Dari Abul-Hayyaaj Al-Asadiy, ia berkata : ‘Aliy bin Abi Thaalib pernah berkata kepadaku : “Maukah engkau aku utus sebagaimana Rasulullah shallallaahu ‘alaihi wa sallam telah mengutusku ? Hendaklah engkau tidak meninggalkan gambar-gambar kecuali engkau hapus dan jangan pula kamu meninggalkan kuburan yang ditinggikan kecuali kamu ratakan” [Diriwayatkan oleh Muslim no. 969, Abu Daawud no. 3218, At-Tirmidziy no. 1049, An-Nasaa’iy no. 2031, dan yang lainnya].
Larangan membangun kubur ini kemudian diteruskan oleh para ulama madzhab.
Madzhab Syaafi’iyyah, maka Muhammad bin Idriis Asy-Syaafi’iy rahimahullah berkata :
وأحب أن لا يبنى ولا يجصص فإن ذلك يشبه الزينة والخيلاء وليس الموت موضع واحد منهما ولم أر قبور المهاجرين والانصار مجصصة ...... وقد رأيت من الولاة من يهدم بمكة ما يبنى فيها فلم أر الفقهاء يعيبون ذلك
“Dan aku senang jika kubur tidak dibangun dan tidak dikapur/disemen, karena hal itu menyerupai perhiasan dan kesombongan. Orang yang mati bukanlah tempat untuk salah satu di antara keduanya. Dan aku pun tidak pernah melihat kubur orang-orang Muhaajiriin dan Anshaar dikapur..... Dan aku telah melihat sebagian penguasa meruntuhkan bangunan yang dibangunan di atas kubur di Makkah, dan aku tidak melihat para fuqahaa’ mencela perbuatan tersebut” [Al-Umm, 1/316 – via Syamilah].

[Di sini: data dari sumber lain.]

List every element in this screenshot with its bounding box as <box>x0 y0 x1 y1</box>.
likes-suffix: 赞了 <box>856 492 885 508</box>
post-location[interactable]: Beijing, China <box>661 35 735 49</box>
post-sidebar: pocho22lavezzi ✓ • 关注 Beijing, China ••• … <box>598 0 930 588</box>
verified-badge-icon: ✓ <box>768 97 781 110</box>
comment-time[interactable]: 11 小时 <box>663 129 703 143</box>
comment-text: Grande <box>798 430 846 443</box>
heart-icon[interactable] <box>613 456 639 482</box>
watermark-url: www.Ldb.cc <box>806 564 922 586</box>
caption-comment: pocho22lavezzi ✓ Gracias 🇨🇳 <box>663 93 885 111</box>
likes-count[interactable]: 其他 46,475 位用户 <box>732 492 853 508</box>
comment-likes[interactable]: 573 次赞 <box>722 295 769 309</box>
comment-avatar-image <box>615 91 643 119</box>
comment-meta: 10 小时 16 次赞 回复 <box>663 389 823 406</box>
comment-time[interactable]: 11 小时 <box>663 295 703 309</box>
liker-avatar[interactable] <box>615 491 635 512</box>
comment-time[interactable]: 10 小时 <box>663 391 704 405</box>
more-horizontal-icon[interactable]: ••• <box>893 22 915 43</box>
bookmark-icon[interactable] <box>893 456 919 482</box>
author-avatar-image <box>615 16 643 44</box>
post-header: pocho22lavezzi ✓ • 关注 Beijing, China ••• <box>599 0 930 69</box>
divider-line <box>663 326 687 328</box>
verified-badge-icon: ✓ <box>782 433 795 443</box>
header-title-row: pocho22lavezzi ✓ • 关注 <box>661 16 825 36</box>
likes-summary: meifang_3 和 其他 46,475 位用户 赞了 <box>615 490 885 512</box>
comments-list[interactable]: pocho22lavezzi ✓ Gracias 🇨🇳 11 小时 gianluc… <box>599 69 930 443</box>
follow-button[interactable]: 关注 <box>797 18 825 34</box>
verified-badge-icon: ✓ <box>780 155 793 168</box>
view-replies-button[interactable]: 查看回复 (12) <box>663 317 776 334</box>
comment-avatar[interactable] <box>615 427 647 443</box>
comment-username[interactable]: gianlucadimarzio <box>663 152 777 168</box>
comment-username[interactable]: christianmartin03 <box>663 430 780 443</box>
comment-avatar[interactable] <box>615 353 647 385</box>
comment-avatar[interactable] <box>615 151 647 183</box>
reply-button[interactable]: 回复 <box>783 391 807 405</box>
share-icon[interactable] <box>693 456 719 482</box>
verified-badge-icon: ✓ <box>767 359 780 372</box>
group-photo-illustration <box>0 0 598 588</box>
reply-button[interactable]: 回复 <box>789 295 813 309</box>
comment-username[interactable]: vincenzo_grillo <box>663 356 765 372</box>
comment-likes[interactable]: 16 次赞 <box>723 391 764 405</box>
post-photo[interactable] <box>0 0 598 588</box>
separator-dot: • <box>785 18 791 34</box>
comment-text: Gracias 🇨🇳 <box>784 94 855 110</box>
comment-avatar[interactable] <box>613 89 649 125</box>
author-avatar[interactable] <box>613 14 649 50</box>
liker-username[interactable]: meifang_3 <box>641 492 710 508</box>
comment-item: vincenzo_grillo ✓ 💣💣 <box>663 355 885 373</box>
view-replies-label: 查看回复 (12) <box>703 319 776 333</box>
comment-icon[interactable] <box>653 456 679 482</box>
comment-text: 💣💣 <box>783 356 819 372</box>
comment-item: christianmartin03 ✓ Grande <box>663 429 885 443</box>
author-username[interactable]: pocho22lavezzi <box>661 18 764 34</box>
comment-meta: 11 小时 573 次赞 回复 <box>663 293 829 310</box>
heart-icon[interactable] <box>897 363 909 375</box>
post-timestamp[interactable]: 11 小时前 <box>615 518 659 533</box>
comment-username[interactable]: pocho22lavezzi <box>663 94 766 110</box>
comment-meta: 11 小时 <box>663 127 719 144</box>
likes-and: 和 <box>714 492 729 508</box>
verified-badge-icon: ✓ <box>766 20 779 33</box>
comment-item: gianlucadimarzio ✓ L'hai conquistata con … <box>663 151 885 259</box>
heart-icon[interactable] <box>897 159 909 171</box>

An-Nawawiy rahimahullah ketika mengomentari riwayat ‘Aliy radliyallaahu ‘anhu di atas berkata :
فيه أن السنة أن القبر لا يرفع على الأرض رفعاً كثيراً ولا يسنم بل يرفع نحو شبر ويسطح وهذا مذهب الشافعي ومن وافقه،
“Pada hadits tersebut terdapat keterangan bahwa yang disunnahkan kubur tidak terlalu ditinggikan di atas permukaan tanah dan tidak dibentuk seperti punuk onta, akan tetapi hanya ditinggikan seukuran sejengkal dan meratakannya. Ini adalah madzhab Asy-Syaafi’iy dan orang-orang yang sepakat dengan beliau” [Syarh An-Nawawiy ‘alaa Shahih Muslim, 3/36].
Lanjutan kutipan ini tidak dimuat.